En France, depuis une vingtaine d'années, "diverses communes ont mis en oeuvre un dispositif d'aménagement des rythmes de vie des enfants et des jeunes (ARVEJ) basé sur objectif de 'reliance' entre temps scolaire et temps périscolaire" et les écoles primaires de sept communes ont connu "une réduction du temps scolaire compensée par un allongement de l'année scolaire et une diversification des temps autour de l'école" qui contribue à "donner aux enfants une ouverture à la vie et une meilleure connaissance de leur environnement". De telles politiques permettent que s'institue "un nouveau rapport au temps dans une approche éducative globale, mutualiste, participative et démocratique".

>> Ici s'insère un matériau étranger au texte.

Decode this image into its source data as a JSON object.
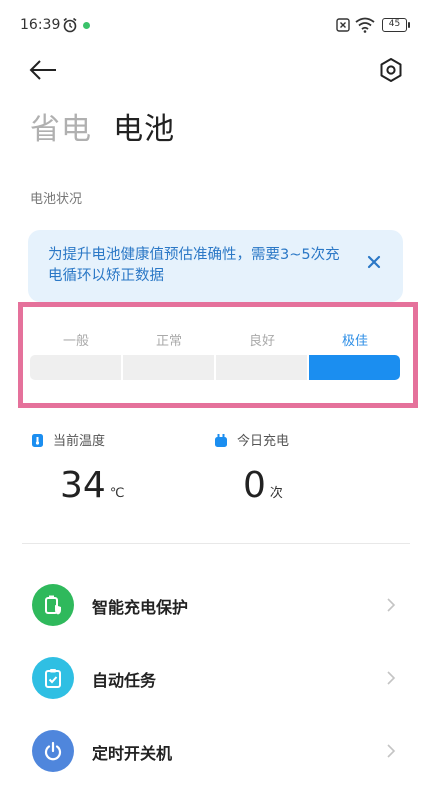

Le dossier conclut que "la question des rythmes scolaires s'avère une question complexe, dont les implications sur le système éducatif sont multiples". Il définit trois axes d'évolution possible: "allouer plus de temps à l'enseignement", "faire un meilleur usage du temps scolaire" ou "mettre le temps scolaire en synergie avec les autres temps éducatifs", ce qui permettrait aux enfants de "relier" des savoirs, des savoir-faire et des savoir-être scolaires et non scolaires. "Les effets attendus ne se situent pas en priorité dans le domaine scolaire, mais plutôt dans celui d'un développement harmonieux des enfants aux plans psycho-affectif, cognitif, social et culturel. Les répercussions sur la réussite scolaire sont un profit supplémentaire, qui devrait bénéficier en priorité aux enfants en difficulté". Quoi qu'il en soit, on observe que "toutes les expériences réussies incluent le travail personnel des élèves dans le temps de présence".